The universe we inhabit, while filled with wonder seem to us oftentimes, too ordinary and in our contempt for the things we all share in common, we miss the quiet susurration of our daily lives, saying, “Here is Beauty. Here is Beauty.”
Using the physical reminders picked up from my daily walks with my dog, Barney - leaves picked up along the way, fallen bark from trees, detritus from vacuuming, Barney’s fur, coffee grounds, weeds removed from the garden and leaves from the Italian plum tree I pruned last summer – I incorporated them into handmade paper along with my old prints.
The handmade paper was then made into the flags, which gave this project its name, “Suburuban Signals”. Flags have been used to identify opposing armies in a battlefield. But for my purposes, the flag signals that, ‘Here is a community of like minded people!’. These suburban signal flags are poetic expressions of my neighborhood. A white flag also has its origins in the battlefield, where the losing side surrenders by raising a white flag. But rather than surrender hope, the white flag here represents a surrender to your environment by accepting all that is around you and paying close attention with all of your senses. However, this work is not complete without your participation. By picking up the white flag, you express your acceptance of the present moment and submit oneself without resistance.

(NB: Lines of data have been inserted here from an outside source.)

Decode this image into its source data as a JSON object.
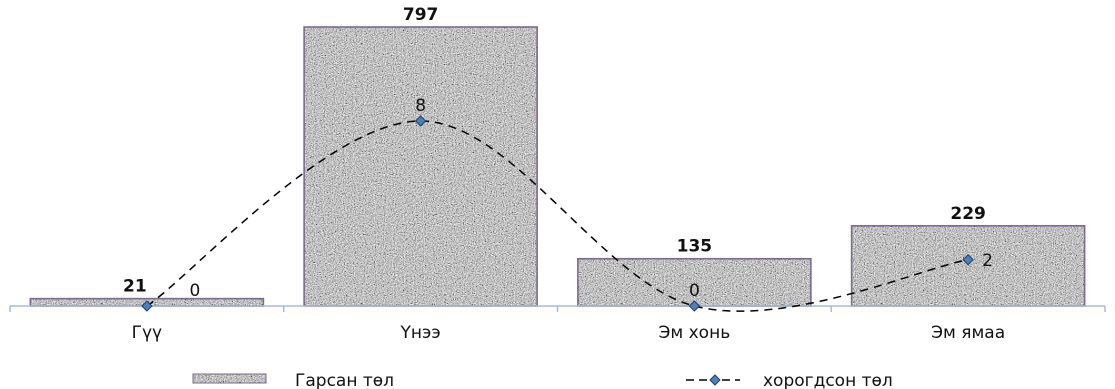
{
  "chart_data": {
    "type": "bar",
    "categories": [
      "Гүү",
      "Үнээ",
      "Эм хонь",
      "Эм ямаа"
    ],
    "series": [
      {
        "name": "Гарсан төл",
        "kind": "bar",
        "values": [
          21,
          797,
          135,
          229
        ]
      },
      {
        "name": "хорогдсон төл",
        "kind": "line",
        "style": "dashed smooth with diamond markers",
        "values": [
          0,
          8,
          0,
          2
        ]
      }
    ],
    "legend_position": "bottom",
    "grid": false,
    "colors": {
      "bar_fill": "#9a9a9a",
      "bar_border": "#7b6a8f",
      "line": "#000000",
      "marker": "#4f7fb8",
      "axis": "#a8bcd6"
    }
  }
}
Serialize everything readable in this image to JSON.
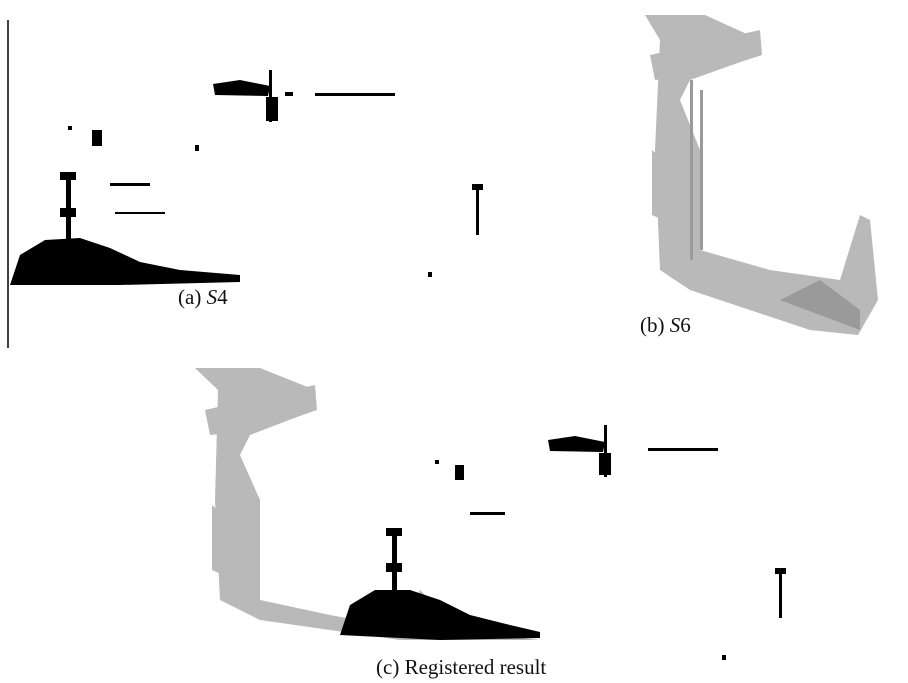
{
  "panels": [
    {
      "label": "(a)",
      "symbol": "S",
      "number": "4"
    },
    {
      "label": "(b)",
      "symbol": "S",
      "number": "6"
    },
    {
      "label": "(c)",
      "text": "Registered result"
    }
  ]
}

“Suburban Signals” invites you to appreciate the obvious, the mundane, the ordinary and the common, your neighborhood, and the place where you live, asking all of us to slow down and be grateful for the universe we inhabit, to treasure the ordinary extraordinary world we inhabit before it is too late.

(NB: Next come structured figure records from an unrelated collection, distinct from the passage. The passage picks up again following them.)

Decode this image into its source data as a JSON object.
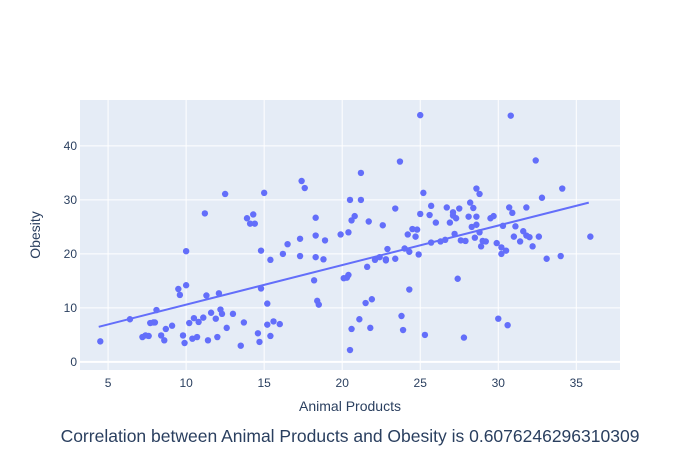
{
  "caption": "Correlation between Animal Products and Obesity is 0.6076246296310309",
  "chart_data": {
    "type": "scatter",
    "xlabel": "Animal Products",
    "ylabel": "Obesity",
    "xlim": [
      3.2,
      37.8
    ],
    "ylim": [
      -1.5,
      48.5
    ],
    "xticks": [
      5,
      10,
      15,
      20,
      25,
      30,
      35
    ],
    "yticks": [
      0,
      10,
      20,
      30,
      40
    ],
    "grid": true,
    "legend": "none",
    "colors": {
      "marker": "#636efa",
      "line": "#636efa",
      "plot_bg": "#e5ecf6",
      "grid": "#ffffff",
      "text": "#2a3f5f"
    },
    "trendline": {
      "x": [
        4.4,
        35.8
      ],
      "y": [
        6.5,
        29.5
      ]
    },
    "points": [
      [
        4.5,
        3.8
      ],
      [
        6.4,
        7.9
      ],
      [
        7.2,
        4.6
      ],
      [
        7.4,
        4.9
      ],
      [
        7.6,
        4.8
      ],
      [
        7.7,
        7.2
      ],
      [
        7.9,
        7.3
      ],
      [
        8.0,
        7.3
      ],
      [
        8.1,
        9.6
      ],
      [
        8.4,
        4.9
      ],
      [
        8.7,
        6.1
      ],
      [
        8.6,
        4.0
      ],
      [
        9.1,
        6.7
      ],
      [
        9.5,
        13.5
      ],
      [
        9.6,
        12.4
      ],
      [
        9.8,
        4.9
      ],
      [
        9.9,
        3.5
      ],
      [
        10.0,
        14.2
      ],
      [
        10.0,
        20.5
      ],
      [
        10.2,
        7.2
      ],
      [
        10.4,
        4.3
      ],
      [
        10.5,
        8.1
      ],
      [
        10.7,
        4.6
      ],
      [
        10.8,
        7.4
      ],
      [
        11.1,
        8.2
      ],
      [
        11.2,
        27.5
      ],
      [
        11.3,
        12.3
      ],
      [
        11.4,
        4.0
      ],
      [
        11.6,
        9.1
      ],
      [
        11.9,
        8.0
      ],
      [
        12.0,
        4.6
      ],
      [
        12.1,
        12.7
      ],
      [
        12.2,
        9.7
      ],
      [
        12.3,
        8.9
      ],
      [
        12.5,
        31.1
      ],
      [
        12.6,
        6.3
      ],
      [
        13.0,
        8.9
      ],
      [
        13.5,
        3.0
      ],
      [
        13.7,
        7.3
      ],
      [
        13.9,
        26.6
      ],
      [
        14.1,
        25.6
      ],
      [
        14.3,
        27.3
      ],
      [
        14.4,
        25.6
      ],
      [
        14.6,
        5.3
      ],
      [
        14.7,
        3.7
      ],
      [
        14.8,
        13.6
      ],
      [
        14.8,
        20.6
      ],
      [
        15.0,
        31.3
      ],
      [
        15.2,
        6.9
      ],
      [
        15.2,
        10.8
      ],
      [
        15.4,
        18.9
      ],
      [
        15.4,
        4.8
      ],
      [
        15.6,
        7.5
      ],
      [
        16.0,
        7.0
      ],
      [
        16.2,
        20.0
      ],
      [
        16.5,
        21.8
      ],
      [
        17.3,
        19.6
      ],
      [
        17.3,
        22.8
      ],
      [
        17.4,
        33.5
      ],
      [
        17.6,
        32.2
      ],
      [
        18.2,
        15.1
      ],
      [
        18.3,
        19.4
      ],
      [
        18.3,
        26.7
      ],
      [
        18.3,
        23.4
      ],
      [
        18.4,
        11.3
      ],
      [
        18.5,
        10.6
      ],
      [
        18.8,
        19.0
      ],
      [
        18.9,
        22.5
      ],
      [
        19.9,
        23.6
      ],
      [
        20.1,
        15.5
      ],
      [
        20.3,
        15.6
      ],
      [
        20.4,
        16.1
      ],
      [
        20.4,
        24.0
      ],
      [
        20.5,
        30.0
      ],
      [
        20.5,
        2.2
      ],
      [
        20.6,
        6.1
      ],
      [
        20.6,
        26.2
      ],
      [
        20.8,
        27.0
      ],
      [
        21.1,
        7.9
      ],
      [
        21.2,
        30.0
      ],
      [
        21.2,
        35.0
      ],
      [
        21.5,
        10.9
      ],
      [
        21.6,
        17.6
      ],
      [
        21.7,
        26.0
      ],
      [
        21.8,
        6.3
      ],
      [
        21.9,
        11.6
      ],
      [
        22.1,
        18.9
      ],
      [
        22.4,
        19.4
      ],
      [
        22.6,
        25.3
      ],
      [
        22.8,
        18.8
      ],
      [
        22.8,
        19.0
      ],
      [
        22.9,
        20.9
      ],
      [
        23.4,
        28.4
      ],
      [
        23.4,
        19.1
      ],
      [
        23.7,
        37.1
      ],
      [
        23.8,
        8.5
      ],
      [
        23.9,
        5.9
      ],
      [
        24.0,
        21.0
      ],
      [
        24.2,
        23.6
      ],
      [
        24.3,
        13.4
      ],
      [
        24.3,
        20.4
      ],
      [
        24.5,
        24.6
      ],
      [
        24.7,
        23.2
      ],
      [
        24.8,
        24.5
      ],
      [
        24.9,
        19.9
      ],
      [
        25.0,
        27.4
      ],
      [
        25.0,
        45.7
      ],
      [
        25.2,
        31.3
      ],
      [
        25.3,
        5.0
      ],
      [
        25.6,
        27.2
      ],
      [
        25.7,
        22.1
      ],
      [
        25.7,
        28.9
      ],
      [
        26.0,
        25.8
      ],
      [
        26.3,
        22.3
      ],
      [
        26.6,
        22.6
      ],
      [
        26.7,
        28.6
      ],
      [
        26.9,
        25.8
      ],
      [
        27.1,
        27.1
      ],
      [
        27.1,
        27.7
      ],
      [
        27.2,
        23.7
      ],
      [
        27.3,
        26.6
      ],
      [
        27.4,
        15.4
      ],
      [
        27.5,
        28.4
      ],
      [
        27.6,
        22.5
      ],
      [
        27.8,
        4.5
      ],
      [
        27.9,
        22.4
      ],
      [
        28.1,
        26.9
      ],
      [
        28.2,
        29.5
      ],
      [
        28.3,
        25.0
      ],
      [
        28.4,
        28.5
      ],
      [
        28.5,
        23.0
      ],
      [
        28.6,
        26.9
      ],
      [
        28.6,
        25.4
      ],
      [
        28.6,
        32.1
      ],
      [
        28.8,
        24.0
      ],
      [
        28.8,
        31.1
      ],
      [
        28.9,
        21.4
      ],
      [
        29.0,
        22.4
      ],
      [
        29.2,
        22.3
      ],
      [
        29.5,
        26.6
      ],
      [
        29.7,
        27.0
      ],
      [
        29.9,
        22.0
      ],
      [
        30.0,
        8.0
      ],
      [
        30.2,
        21.2
      ],
      [
        30.2,
        20.0
      ],
      [
        30.3,
        25.2
      ],
      [
        30.5,
        20.6
      ],
      [
        30.6,
        6.8
      ],
      [
        30.7,
        28.6
      ],
      [
        30.8,
        45.6
      ],
      [
        30.9,
        27.6
      ],
      [
        31.0,
        23.2
      ],
      [
        31.1,
        25.1
      ],
      [
        31.4,
        22.3
      ],
      [
        31.6,
        24.2
      ],
      [
        31.8,
        28.6
      ],
      [
        31.8,
        23.4
      ],
      [
        32.0,
        23.1
      ],
      [
        32.2,
        21.4
      ],
      [
        32.4,
        37.3
      ],
      [
        32.6,
        23.2
      ],
      [
        32.8,
        30.4
      ],
      [
        33.1,
        19.1
      ],
      [
        34.0,
        19.6
      ],
      [
        34.1,
        32.1
      ],
      [
        35.9,
        23.2
      ]
    ]
  }
}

As part of "Suburban Signals, a set of pennants titled 'Stake Your Claim' were made for the faculty exhibition at Pacific Northwest College of Art in 2015. These pennants bore phrases like ‘Here is Beauty’, ‘Daily Rituals’ , ‘Universe in common’ which were also used in the Suburban Signals show at c3 Initiatve & in part through the Pulp & Deckle papermaking residency in St. John, OR. Gallery visitors were instructed to take a pennant and carry it around with them and then place it somewhere they deemed worth of contemplation. I did lose a few this way but I expect the home they are now in, is exactly where they belong. I got the stump from a bay laurel that we cut down in our backyard. The bay laurel has since grown back and is currently a very large bush.